If a transaction is found to be fraudulent or, at least, deserving of additional inspection, the AI engine would need to be able to act by stopping the transaction and alerting someone about potential fraud. Those actions might be complex, such as alerting the government, freezing the transaction, communicating with internal examiners, and sending a notice to the customer.
With an RPA system, those actions can be handled quickly and easily by interacting with the various systems inside and outside of the organization, without requiring programming. Without the doing aspect that RPA can offer, the thinking component offered by AI requires a lot more effort. Therefore, intelligent automation is a powerful combination of RPA and AI.

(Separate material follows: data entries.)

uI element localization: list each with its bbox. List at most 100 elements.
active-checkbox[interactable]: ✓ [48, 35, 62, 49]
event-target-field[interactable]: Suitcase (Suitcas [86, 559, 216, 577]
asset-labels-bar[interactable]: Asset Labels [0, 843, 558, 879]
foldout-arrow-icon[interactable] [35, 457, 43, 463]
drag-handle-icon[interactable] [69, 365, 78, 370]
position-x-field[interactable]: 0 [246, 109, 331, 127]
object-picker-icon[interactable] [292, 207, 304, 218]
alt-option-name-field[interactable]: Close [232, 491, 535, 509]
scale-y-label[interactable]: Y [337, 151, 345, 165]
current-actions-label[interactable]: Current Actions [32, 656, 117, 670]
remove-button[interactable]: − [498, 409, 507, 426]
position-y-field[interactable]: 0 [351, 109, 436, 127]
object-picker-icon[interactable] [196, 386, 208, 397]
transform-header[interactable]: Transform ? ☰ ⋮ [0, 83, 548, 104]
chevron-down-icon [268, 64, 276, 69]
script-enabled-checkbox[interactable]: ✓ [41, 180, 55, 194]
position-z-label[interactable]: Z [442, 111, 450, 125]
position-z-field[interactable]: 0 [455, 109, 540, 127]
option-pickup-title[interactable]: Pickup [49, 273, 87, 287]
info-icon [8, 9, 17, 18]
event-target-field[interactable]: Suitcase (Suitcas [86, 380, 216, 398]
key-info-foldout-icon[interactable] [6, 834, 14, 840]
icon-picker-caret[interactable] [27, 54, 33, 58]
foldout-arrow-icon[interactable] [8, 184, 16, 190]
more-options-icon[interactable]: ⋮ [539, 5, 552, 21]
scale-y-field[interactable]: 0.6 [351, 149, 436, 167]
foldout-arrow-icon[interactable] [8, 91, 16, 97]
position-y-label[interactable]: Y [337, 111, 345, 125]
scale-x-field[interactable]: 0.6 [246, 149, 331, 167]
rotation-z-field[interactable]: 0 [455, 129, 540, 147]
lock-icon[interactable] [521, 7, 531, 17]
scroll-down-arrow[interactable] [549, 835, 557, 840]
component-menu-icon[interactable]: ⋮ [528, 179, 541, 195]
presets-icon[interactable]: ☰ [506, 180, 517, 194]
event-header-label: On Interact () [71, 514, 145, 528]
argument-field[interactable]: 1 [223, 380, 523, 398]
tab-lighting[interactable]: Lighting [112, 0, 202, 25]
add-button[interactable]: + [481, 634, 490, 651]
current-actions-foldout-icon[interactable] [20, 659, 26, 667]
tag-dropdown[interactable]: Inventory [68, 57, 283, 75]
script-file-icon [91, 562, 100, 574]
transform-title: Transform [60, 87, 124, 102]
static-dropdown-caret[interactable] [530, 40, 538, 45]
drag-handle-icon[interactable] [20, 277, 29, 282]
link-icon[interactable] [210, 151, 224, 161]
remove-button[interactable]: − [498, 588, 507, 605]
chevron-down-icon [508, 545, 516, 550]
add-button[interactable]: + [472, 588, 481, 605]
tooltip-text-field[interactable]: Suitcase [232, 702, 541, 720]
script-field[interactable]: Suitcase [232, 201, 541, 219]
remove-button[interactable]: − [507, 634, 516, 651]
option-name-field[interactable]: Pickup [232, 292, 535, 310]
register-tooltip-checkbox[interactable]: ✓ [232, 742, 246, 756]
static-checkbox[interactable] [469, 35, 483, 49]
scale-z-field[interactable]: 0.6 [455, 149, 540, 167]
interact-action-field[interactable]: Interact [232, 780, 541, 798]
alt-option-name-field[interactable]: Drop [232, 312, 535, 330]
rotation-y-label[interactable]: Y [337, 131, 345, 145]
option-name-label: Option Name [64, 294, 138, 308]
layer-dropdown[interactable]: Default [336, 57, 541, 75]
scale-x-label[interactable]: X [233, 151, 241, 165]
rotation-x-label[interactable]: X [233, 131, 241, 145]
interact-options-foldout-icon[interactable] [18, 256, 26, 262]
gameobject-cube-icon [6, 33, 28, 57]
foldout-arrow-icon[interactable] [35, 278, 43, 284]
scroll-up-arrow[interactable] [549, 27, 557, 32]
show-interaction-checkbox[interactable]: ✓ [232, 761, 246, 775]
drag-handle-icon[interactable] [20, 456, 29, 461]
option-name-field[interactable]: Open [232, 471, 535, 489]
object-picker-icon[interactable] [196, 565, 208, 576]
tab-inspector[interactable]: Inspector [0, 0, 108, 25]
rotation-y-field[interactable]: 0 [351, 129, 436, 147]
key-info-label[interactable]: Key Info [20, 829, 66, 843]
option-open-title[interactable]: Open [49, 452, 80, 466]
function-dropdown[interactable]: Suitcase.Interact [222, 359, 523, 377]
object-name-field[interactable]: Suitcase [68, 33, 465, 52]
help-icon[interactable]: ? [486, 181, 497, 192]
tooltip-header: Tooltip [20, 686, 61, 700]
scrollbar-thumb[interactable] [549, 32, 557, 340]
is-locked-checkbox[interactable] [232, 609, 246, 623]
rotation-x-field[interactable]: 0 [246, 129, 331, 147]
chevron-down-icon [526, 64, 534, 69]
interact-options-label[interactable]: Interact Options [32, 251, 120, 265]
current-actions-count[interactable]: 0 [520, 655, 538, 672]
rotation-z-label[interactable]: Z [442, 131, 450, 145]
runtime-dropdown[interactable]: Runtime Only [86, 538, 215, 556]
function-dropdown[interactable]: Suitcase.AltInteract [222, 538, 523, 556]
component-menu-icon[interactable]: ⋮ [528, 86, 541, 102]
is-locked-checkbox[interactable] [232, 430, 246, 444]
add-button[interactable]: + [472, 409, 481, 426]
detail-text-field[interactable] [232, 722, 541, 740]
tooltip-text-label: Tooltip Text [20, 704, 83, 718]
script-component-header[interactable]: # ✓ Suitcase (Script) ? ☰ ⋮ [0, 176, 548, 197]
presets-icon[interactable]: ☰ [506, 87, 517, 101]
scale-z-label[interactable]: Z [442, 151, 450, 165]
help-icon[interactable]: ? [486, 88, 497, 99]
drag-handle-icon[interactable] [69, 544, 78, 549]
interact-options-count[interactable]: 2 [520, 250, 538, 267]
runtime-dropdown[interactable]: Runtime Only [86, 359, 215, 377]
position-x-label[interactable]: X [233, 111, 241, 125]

A term defined by Gartner, “hyperautomation” takes the concept of intelligent automation and extends it to include additional applications. RPA with business process management (BPM) tools and AI and analytics are combined to create a workflow processing framework that directs decision-making and analysis towards AI algorithms while capturing data on the operations of the business. This type of framework lends itself to a more complex interaction of various AI technologies like OCR, IDP, and NLP as they interact with data from the company and metadata about the way the company routes work and processes information.
The general goal is to create a digital twin organization (DTO) that can approximate the operations of the company in a way that can support additional modeling to improve the operations. For example, a DTO might capture data about their pricing and sales to model the impact of managing profitability in specific markets. The digital-twin model, based on prior historical data, could model the impact of pricing changes on logistics, warehousing costs, personnel costs in the shipping departments, supply-chain change requirements, and overall profitability. These changes then could be modeled in real-time across the entire company even with limited or selective market pricing changes applied.
The automated feedback from the systems could then make the adjustments necessary on personnel staffing for various shifts and apply those changes to multiple systems while tracking everything in real-time. Again, this is just one example of the hyperautomation framework. It takes intelligent automation beyond simply applying digital smarts to an automated process. It opens up the possibility of adjusting parameters in the business based on feedback received from the changes and the decisions from the AI algorithms.
Automation and the Future of Work
With the advances in automation technologies, clearly RPA, intelligent automation, and hyperautomation will continue to evolve as better AI engines support decision-making within the operations of a company. Starting out may seem daunting but thinking big will often pay big dividends as your organization builds the layers of automation from RPA through hyperautomation. The biggest risk is not thinking big enough while competitors embrace and adopt these technologies to gain a competitive advantage.